In February 1885, Margaret J. Pontius offered her house to the society and a month later, six children lived there. By summer there were 10 children, including one infant. David Denny (1832-1903) and Louisa (Boren) Denny (1827-1916) donated to the society, two lots on their Donation Land Claim south of Queen Anne Hill. The society built a house for $3,600 at 4th Avenue and Harrison Street in August 1886.
Girls learned sewing and mending, and boys performed cleaning and cooking chores. According to the society's bylaws, food
"...must be plain but plentiful, and should be prepared with special reference to the health of the children.

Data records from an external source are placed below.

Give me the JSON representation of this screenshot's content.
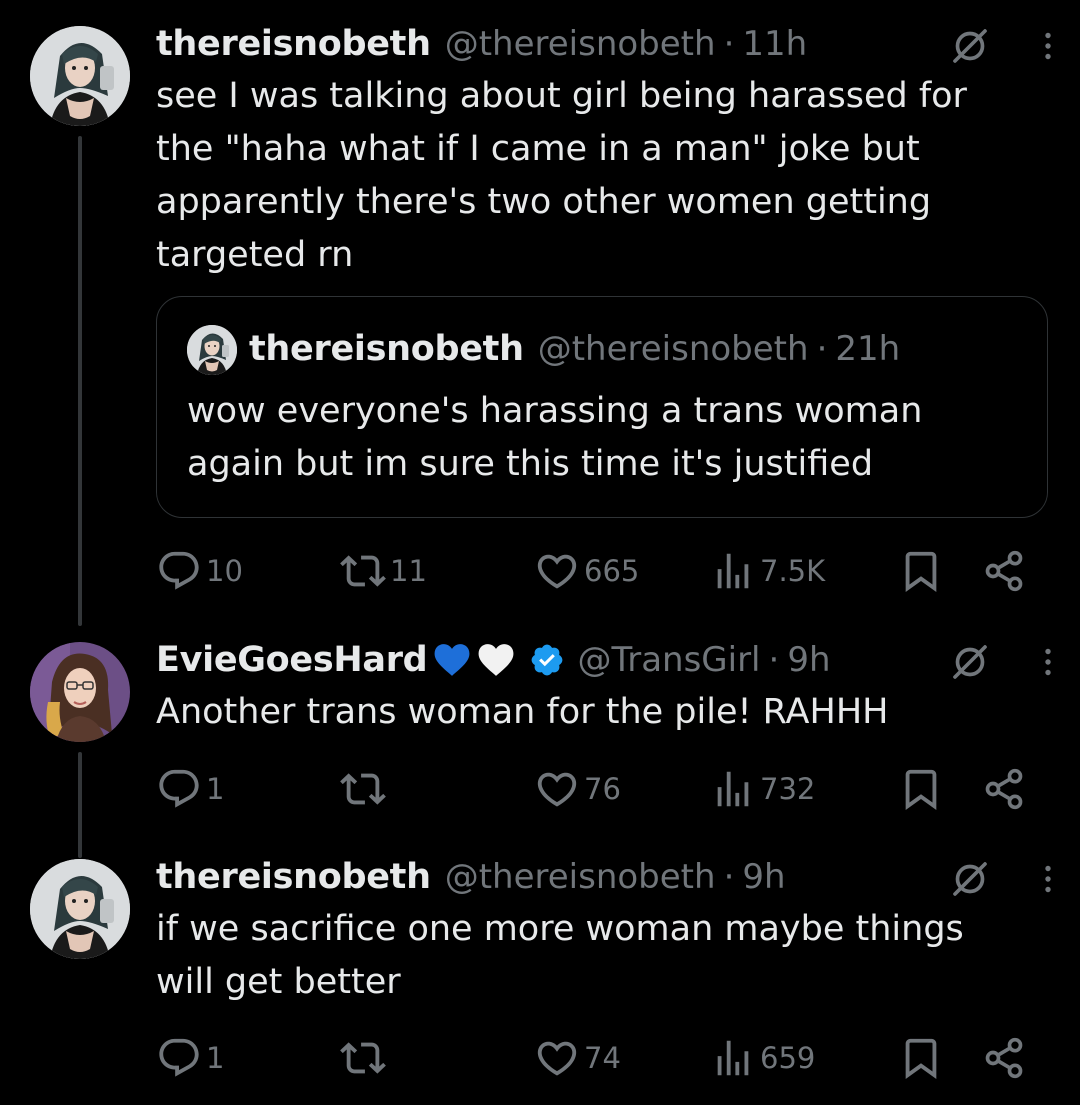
{
  "tweets": [
    {
      "name": "thereisnobeth",
      "handle": "@thereisnobeth",
      "separator": "·",
      "time": "11h",
      "text": "see I was talking about girl being harassed for\nthe \"haha what if I came in a man\" joke but\napparently there's two other women getting\ntargeted rn",
      "quote": {
        "name": "thereisnobeth",
        "handle": "@thereisnobeth",
        "separator": "·",
        "time": "21h",
        "text": "wow everyone's harassing a trans woman\nagain but im sure this time it's justified"
      },
      "replies": "10",
      "reposts": "11",
      "likes": "665",
      "views": "7.5K"
    },
    {
      "name": "EvieGoesHard",
      "handle": "@TransGirl",
      "separator": "·",
      "time": "9h",
      "text": "Another trans woman for the pile! RAHHH",
      "replies": "1",
      "reposts": "",
      "likes": "76",
      "views": "732"
    },
    {
      "name": "thereisnobeth",
      "handle": "@thereisnobeth",
      "separator": "·",
      "time": "9h",
      "text": "if we sacrifice one more woman maybe things\nwill get better",
      "replies": "1",
      "reposts": "",
      "likes": "74",
      "views": "659"
    }
  ],
  "icons": {
    "reply": "reply-icon",
    "repost": "repost-icon",
    "like": "heart-icon",
    "views": "views-icon",
    "bookmark": "bookmark-icon",
    "share": "share-icon",
    "grok": "grok-icon",
    "more": "more-icon",
    "verified": "verified-badge-icon"
  },
  "colors": {
    "background": "#000000",
    "text": "#e7e9ea",
    "secondary": "#71767b",
    "verified": "#1d9bf0",
    "border": "#2f3336"
  }
}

Meat to be give only once a day and that at the noon meal ... For the morning meal the principal food should be mush, made of any of the cereals, with plenty of milk .... For the evening meal, bread and milk, or bread and syrup, and stewed fruits when possible" (King).

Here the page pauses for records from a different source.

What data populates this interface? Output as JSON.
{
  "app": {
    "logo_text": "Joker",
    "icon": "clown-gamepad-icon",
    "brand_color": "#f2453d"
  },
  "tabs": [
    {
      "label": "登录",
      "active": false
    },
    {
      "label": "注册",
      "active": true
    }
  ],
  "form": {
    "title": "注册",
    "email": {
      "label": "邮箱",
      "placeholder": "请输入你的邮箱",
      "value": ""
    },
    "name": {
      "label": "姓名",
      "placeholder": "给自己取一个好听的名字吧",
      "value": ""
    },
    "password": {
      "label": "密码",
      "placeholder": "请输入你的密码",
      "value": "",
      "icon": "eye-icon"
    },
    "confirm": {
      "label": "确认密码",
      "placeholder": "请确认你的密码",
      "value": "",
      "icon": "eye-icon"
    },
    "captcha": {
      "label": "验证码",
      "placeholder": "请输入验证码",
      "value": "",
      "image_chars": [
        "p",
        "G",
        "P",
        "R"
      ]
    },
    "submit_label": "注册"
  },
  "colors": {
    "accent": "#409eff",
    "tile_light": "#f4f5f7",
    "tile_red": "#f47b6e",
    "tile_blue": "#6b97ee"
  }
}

Seattle boomed over the next few years, straining social services, which were almost completely in the hands of private charities. When The Great Fire destroyed downtown Seattle on June 6, 1889, the society responded to assist the homeless with donations and by taking in the children of parents who were unable to feed them. In 1903, with relief funds left over from The Great Fire, the society purchased 29 lots on top of Queen Anne Hill at 10th Avenue W and W McGraw Streets.
A new orphanage opened on April 13, 1905, with room for 100 children. An annex for ill children was completed in 1909. Orphans were not the only residents. Children of single fathers who worked in the woods or mines or at sea stayed there. Many children stayed for only a few months. The chief reason for admission was the death of a mother, with desertion by the father the next most common reason. The home also received referrals from the juvenile court and from other charities.
By 1931, the original building needed a replacement. Despite the hard times of the Great Depression, the women of the society embarked on a project to construct a new home. The old building was razed and the children were lodged in rented quarters. The new building was ready on February 14, 1932.
When the society celebrated its 50th Anniversary in 1934, the problem of orphans had been superseded by the needs of children who suffered neuroses and psychoses. That year an average of 70 children lived at the home. During World War II, the flood of war workers into the city strained to the limit the services provided by the society. The home was limited to 140 residents and some were turned away.
In 1956, the name was changed to Seattle Children's Home. In 1958, membership on the board of trustees was opened to men. That same year, the home's first male director was appointed. In the 1960s, the aging brick building at 9th Avenue W and W McGraw Street was replaced with several modern structures.
The 1960s also saw a continued expansion of services to children. Preventive mental health care, day treatment, and family therapy were offered. The home became Washington's first comprehensive mental health center for children.
In 2001, the Seattle Children's Home offered a wide variety of responses for children's behavior health, from resident care to outpatient treatment, advocacy, training programs for support personnel, and field assistance to homeless youth.